Luxemburg erlebt einen neuen Coronavirus-Ausbruch. Die zweite Welle von Infektionen könnte die erste übertreffen. Die Prognosen sind düster, aber die Regierung wartet ab. Der Grund: Der Politik fehlen Daten, Szenarien und damit eine Strategie. Die Zahl der Tests ist dabei nebensächlich.
„Es ist klar, dass die Infektionszahlen steigen, aber ob es ein mini-kleines Wellchen oder eine große Welle wird, das wissen wir nicht im Voraus“, meinte Paulette Lenert noch vieldeutig am Mittwoch auf dem Pressebriefing. Einen Tag später stellte die Gesundheitsministerin im Interview mit RTL dann klar: „Für mich handelt es sich um eine zweite Welle.“ Der Sinneswandel dürfte auch daran liegen, dass die Behörden am Donnerstag die Zahl von 163 Neuinfektionen veröffentlichten.

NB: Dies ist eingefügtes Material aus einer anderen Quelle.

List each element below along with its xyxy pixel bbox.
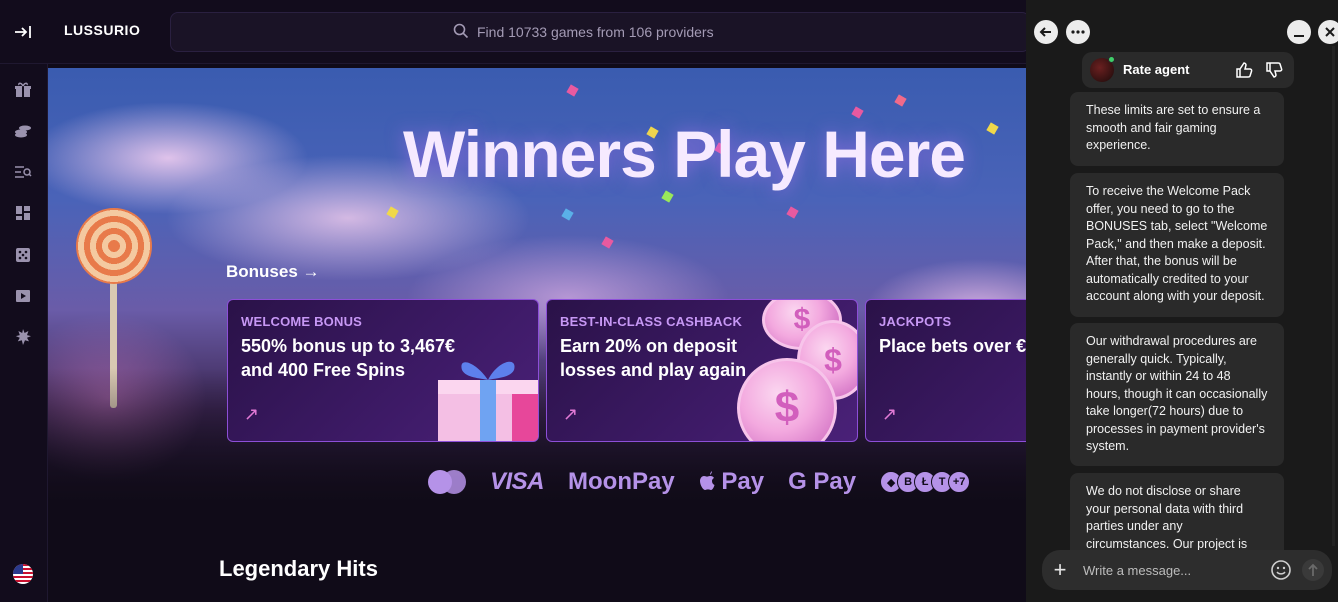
- top-bar: LUSSURIO: [0, 0, 1030, 64]
- back-arrow-icon[interactable]: [1034, 20, 1058, 44]
- card-text: Place bets over € win up to 866 K: [879, 336, 1026, 356]
- section-title-legendary-hits: Legendary Hits: [219, 556, 378, 581]
- chat-message: To receive the Welcome Pack offer, you n…: [1070, 173, 1284, 317]
- payment-methods: VISA MoonPay Pay G Pay ◆ B Ł T +7: [428, 468, 971, 496]
- search-bar[interactable]: [170, 12, 1030, 52]
- apple-icon: [699, 471, 715, 490]
- rate-agent-bar: Rate agent: [1082, 52, 1294, 88]
- search-list-icon[interactable]: [12, 161, 34, 183]
- moonpay-logo: MoonPay: [568, 468, 675, 495]
- confetti: [894, 94, 907, 107]
- thumbs-up-icon[interactable]: [1233, 59, 1255, 81]
- chat-message: Our withdrawal procedures are generally …: [1070, 323, 1284, 466]
- bonus-card-cashback[interactable]: BEST-IN-CLASS CASHBACK Earn 20% on depos…: [546, 299, 858, 442]
- gift-icon[interactable]: [12, 79, 34, 101]
- grid-icon[interactable]: [12, 202, 34, 224]
- crypto-more-badge: +7: [948, 471, 971, 493]
- chat-message: These limits are set to ensure a smooth …: [1070, 92, 1284, 166]
- online-status-dot: [1108, 56, 1115, 63]
- sidebar: [0, 64, 48, 602]
- support-chat-panel: Rate agent These limits are set to ensur…: [1026, 0, 1338, 602]
- message-input[interactable]: [1083, 560, 1263, 580]
- confetti: [386, 206, 399, 219]
- arrow-up-right-icon: ↗: [882, 404, 898, 424]
- burst-icon[interactable]: [12, 326, 34, 348]
- bonus-card-welcome[interactable]: WELCOME BONUS 550% bonus up to 3,467€ an…: [227, 299, 539, 442]
- confetti: [661, 190, 674, 203]
- emoji-icon[interactable]: [1270, 559, 1292, 581]
- add-attachment-icon[interactable]: +: [1048, 557, 1072, 582]
- more-options-icon[interactable]: [1066, 20, 1090, 44]
- confetti: [566, 84, 579, 97]
- app-root: LUSSURIO Find 10733 games from 106 provi…: [0, 0, 1338, 602]
- brand-logo[interactable]: LUSSURIO: [64, 22, 140, 38]
- arrow-up-right-icon: ↗: [563, 404, 579, 424]
- main-content: Winners Play Here Bonuses → WELCOME BONU…: [48, 64, 1026, 602]
- hero-title: Winners Play Here: [403, 117, 966, 191]
- search-input[interactable]: [477, 24, 747, 40]
- confetti: [561, 208, 574, 221]
- thumbs-down-icon[interactable]: [1263, 59, 1285, 81]
- confetti: [601, 236, 614, 249]
- bonuses-link[interactable]: Bonuses →: [226, 262, 320, 282]
- search-icon: [453, 23, 469, 42]
- us-flag-icon[interactable]: [13, 564, 33, 584]
- arrow-right-icon: →: [302, 262, 320, 281]
- card-text: Earn 20% on deposit losses and play agai…: [560, 336, 747, 380]
- sidebar-toggle-icon[interactable]: [12, 22, 34, 42]
- minimize-icon[interactable]: [1287, 20, 1311, 44]
- confetti: [986, 122, 999, 135]
- arrow-up-right-icon: ↗: [244, 404, 260, 424]
- visa-logo: VISA: [490, 468, 545, 495]
- lollipop-illustration: [76, 208, 152, 284]
- send-arrow-icon[interactable]: [1302, 559, 1324, 581]
- hero-banner: Winners Play Here: [48, 68, 1026, 518]
- confetti: [786, 206, 799, 219]
- chat-message: We do not disclose or share your persona…: [1070, 473, 1284, 553]
- crypto-logos: ◆ B Ł T +7: [880, 471, 971, 493]
- apple-pay-label: Pay: [721, 468, 765, 495]
- coins-icon[interactable]: [12, 120, 34, 142]
- card-tag: WELCOME BONUS: [241, 314, 363, 329]
- gift-box-illustration: [438, 361, 538, 441]
- play-icon[interactable]: [12, 285, 34, 307]
- bonuses-link-label: Bonuses: [226, 262, 298, 281]
- card-tag: JACKPOTS: [879, 314, 952, 329]
- dice-icon[interactable]: [12, 244, 34, 266]
- mastercard-logo: [428, 470, 466, 494]
- bonus-card-jackpots[interactable]: JACKPOTS Place bets over € win up to 866…: [865, 299, 1026, 442]
- google-pay-logo: G Pay: [788, 468, 857, 495]
- card-tag: BEST-IN-CLASS CASHBACK: [560, 314, 743, 329]
- close-icon[interactable]: [1318, 20, 1338, 44]
- chat-scrollbar[interactable]: [1332, 46, 1335, 546]
- apple-pay-logo: Pay: [699, 468, 764, 496]
- message-composer: +: [1042, 550, 1332, 590]
- card-text: 550% bonus up to 3,467€ and 400 Free Spi…: [241, 336, 456, 380]
- rate-agent-label: Rate agent: [1123, 62, 1190, 77]
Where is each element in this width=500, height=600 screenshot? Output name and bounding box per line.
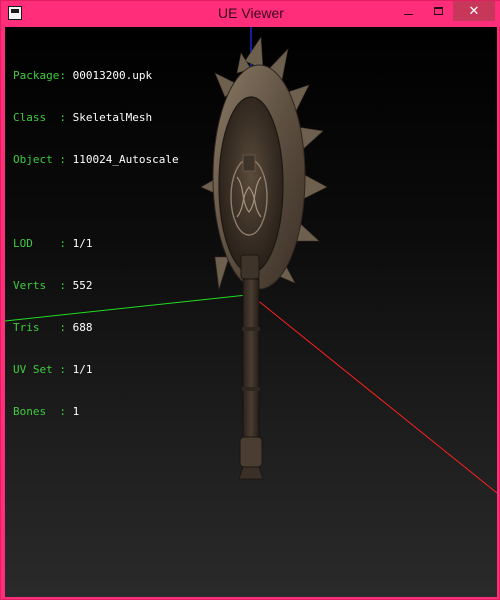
info-tris: Tris : 688 — [13, 321, 93, 334]
mesh-info-panel: Package: 00013200.upk Class : SkeletalMe… — [13, 41, 179, 447]
info-object: Object : 110024_Autoscale — [13, 153, 179, 166]
maximize-icon — [433, 7, 443, 15]
info-uvset: UV Set : 1/1 — [13, 363, 93, 376]
info-lod: LOD : 1/1 — [13, 237, 93, 250]
maximize-button[interactable] — [423, 1, 453, 21]
minimize-button[interactable] — [393, 1, 423, 21]
3d-viewport[interactable]: Package: 00013200.upk Class : SkeletalMe… — [5, 27, 497, 597]
info-verts: Verts : 552 — [13, 279, 93, 292]
info-package: Package: 00013200.upk — [13, 69, 153, 82]
info-bones: Bones : 1 — [13, 405, 80, 418]
ue-viewer-window: UE Viewer ✕ Package: 00013200.upk Class … — [0, 0, 500, 600]
title-bar[interactable]: UE Viewer ✕ — [1, 1, 500, 27]
mace-mesh — [200, 36, 328, 480]
info-class: Class : SkeletalMesh — [13, 111, 153, 124]
close-button[interactable]: ✕ — [453, 1, 495, 21]
minimize-icon — [403, 14, 413, 15]
x-axis — [250, 294, 497, 494]
close-icon: ✕ — [468, 3, 480, 19]
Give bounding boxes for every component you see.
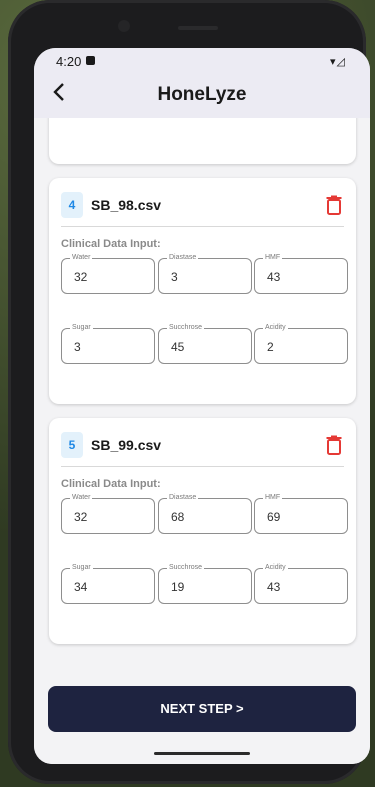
nav-bar: HoneLyze bbox=[34, 74, 370, 118]
hmf-field[interactable]: HMF 43 bbox=[254, 253, 348, 294]
field-value: 2 bbox=[267, 340, 274, 354]
diastase-field[interactable]: Diastase 68 bbox=[158, 493, 252, 534]
file-card: 5 SB_99.csv Clinical Data Input: Water 3… bbox=[49, 418, 356, 644]
app-screen: 4:20 ▾◿ HoneLyze 4 SB_98.csv Clinical Da… bbox=[34, 48, 370, 764]
earpiece bbox=[178, 26, 218, 30]
field-label: HMF bbox=[263, 253, 283, 263]
file-index-badge: 4 bbox=[61, 192, 83, 218]
app-header: 4:20 ▾◿ HoneLyze bbox=[34, 48, 370, 118]
file-card: 4 SB_98.csv Clinical Data Input: Water 3… bbox=[49, 178, 356, 404]
field-value: 45 bbox=[171, 340, 185, 354]
signal-battery-icon: ▾◿ bbox=[330, 56, 346, 68]
field-label: Diastase bbox=[167, 253, 199, 263]
delete-icon[interactable] bbox=[326, 435, 342, 455]
water-field[interactable]: Water 32 bbox=[61, 253, 155, 294]
field-label: Sugar bbox=[70, 563, 93, 573]
delete-icon[interactable] bbox=[326, 195, 342, 215]
phone-frame: 4:20 ▾◿ HoneLyze 4 SB_98.csv Clinical Da… bbox=[8, 0, 370, 784]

Die Experten sind sich ebenso sicher: „Die zweite Infektionswelle ist eine Realität“, schrieb der Direktor der „Santé“ und damit der Chefbeamte der Ministerin, Jean-Claude Schmit bereits am Mittwoch in einem Rundschreiben an die Ärzte des Landes. Diese Einschätzung deckt sich mit jener der Taskforce von „Research Luxembourg“: „Der Kurvenverlauf entspricht einem exponentiellen Anwachsen, den man zum Beginn einer zweiten Welle erwarten kann.“
Bereits die 100 positiven Tests am Montag ließen offenbar innerhalb der Regierung die Alarmglocken läuten. Die Nachverfolgung der Kontakte von infizierten Personen war bereits vergangene Woche „extrem in Bedrängnis geraten“, so die Gesundheitsministerin.
300 tägliche Neuinfektionen vorausgesagt
Dabei sind die steigenden Covid-19-Fälle eine Sache. Grund zur Sorge sind aber auch die düsteren Prognosen von „Research Luxembourg“, die die Forscher der Regierung Mitte der Woche vorstellten: Die Zahl der Neuinfektionen pro Tag könnte sich innerhalb einer Woche verdoppeln. Konkret sieht ihr Modell über 300 tägliche positive Tests für Ende Juli voraus. Das wäre eine dramatische Entwicklung. Der Höhepunkt der ersten Welle lag am 26. März bei 263 positiv getesteten Personen.
Die Infektionen [machen sich] schon in der Gesamtbevölkerung bemerkbar.“Research Luxembourg
„Das sind aber nur Projektionen“, relativierte Ministerin Paulette Lenert noch am Mittwoch. Bis Ende der Woche sollen die Modelle von „Research Luxembourg“ noch verfeinert werden. Am Sonntag soll dann das Kabinett auf dieser Grundlage neue Entscheidungen treffen. Das Ziel lautet, einen zweiten Lockdown „soweit wie möglich“ zu vermeiden, betonte der „Santé“-Direktor in seinem Schreiben an die Ärzte.
Problematisch ist dabei aber, dass diese zweite Welle nicht vereinzelt in sogenannten Clustern auftritt. „Die Infektionen [machen sich] schon in der Gesamtbevölkerung bemerkbar“, so die Analyse von „Research Luxembourg“. Das zeige die Auswertung der Fälle aus dem „Large Scale Testing“, die zwar weniger, aber eine ähnlich schnelle Zunahme von Infektionen zeige wie die von Ärzten angeordneten Tests. Auch die geografische Aufteilung der Infektionen pro Kanton zeigt, dass es um ein landesweites Problem geht.
Verbreitung in allen Altersgruppen
„Es gibt keine spezifischen Cluster“, erklärte auch Paulette Lenert am Mittwoch. Die meisten Fälle würden im privaten Bereich auftreten. Auch in mehreren Unternehmen gab es jeweils mehr als fünf Fälle. Im Umkehrschluss bedeutet das, dass es keinen eindämmbaren Einzelfall wie etwa die Fleischfabrik Tönnies im deutschen Landkreis Gütersloh gibt.